Lee and O’Donnell are both native New Yorkers.
Even the mainstream media took issue with Lee, a longtime charlatan. NBC’s cultural critic cited Lee’s subpar journalistic standards, writing Sunday:
In some cases, though, Lee might have been better served by a more adversarial approach. Lee treats his interviewees as friends, and once you’re his friend, you can do no wrong. In the third episode, Lee asks former flight attendant Curtis Beatty about Flight 93, the fourth plane that was hijacked on 9/11. Beatty embraces that debunked version of events…Lee, as usual, does not press him, and no one is brought on to dispute his claim.
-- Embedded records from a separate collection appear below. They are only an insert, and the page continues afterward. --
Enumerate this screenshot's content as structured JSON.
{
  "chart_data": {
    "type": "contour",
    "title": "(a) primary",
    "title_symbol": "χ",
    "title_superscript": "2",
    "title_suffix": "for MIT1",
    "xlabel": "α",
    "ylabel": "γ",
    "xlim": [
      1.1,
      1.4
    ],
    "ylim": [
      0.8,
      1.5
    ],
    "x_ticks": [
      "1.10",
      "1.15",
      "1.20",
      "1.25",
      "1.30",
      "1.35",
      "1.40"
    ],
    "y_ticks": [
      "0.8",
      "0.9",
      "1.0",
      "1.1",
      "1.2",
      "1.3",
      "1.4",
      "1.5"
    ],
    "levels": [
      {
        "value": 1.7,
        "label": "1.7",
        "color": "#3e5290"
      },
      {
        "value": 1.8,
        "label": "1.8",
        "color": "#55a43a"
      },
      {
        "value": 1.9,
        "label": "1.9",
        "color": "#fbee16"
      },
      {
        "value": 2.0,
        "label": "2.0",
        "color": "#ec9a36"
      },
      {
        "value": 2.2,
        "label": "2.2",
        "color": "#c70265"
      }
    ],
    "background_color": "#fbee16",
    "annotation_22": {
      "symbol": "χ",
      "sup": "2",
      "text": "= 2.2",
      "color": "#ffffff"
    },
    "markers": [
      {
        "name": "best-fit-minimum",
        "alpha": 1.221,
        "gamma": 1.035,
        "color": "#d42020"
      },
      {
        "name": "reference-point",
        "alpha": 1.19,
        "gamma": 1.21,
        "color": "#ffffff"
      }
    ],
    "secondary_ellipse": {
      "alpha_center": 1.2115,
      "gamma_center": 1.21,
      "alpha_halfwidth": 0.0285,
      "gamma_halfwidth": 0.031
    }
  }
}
Which means anyone foolish enough to watch the documentary is going to come away with the impression that the conspiracy theory is at least believable.
Left-wing Slate was harsher, saying Lee offered conspiracy theories “the biggest and most mainstream platform they’ve ever had, pointing their viewers directly toward a bog of heinously dangerous ideas.”
Raised comfortably middle class, Lee has made a fortune pushing divisive lies and capitalizing on tragedy for nearly four decades. He abhors and mocks any black person who doesn’t toe his Democrat-voting line and incites violence during tense times.
His 2006 documentary, “When the Levees Broke,” also accuses the U.S. government of intentionally dynamiting the levees “to displace all the Black people out of New Orleans” in order to save “rich white neighborhoods” from flooding. Despite hurricanes, violence, and abortions, New Orleans is around 60 percent black today, as it was 20 years ago.
Even nearing age 65, Sheldon Lee remains a petulant, prevaricating bigot.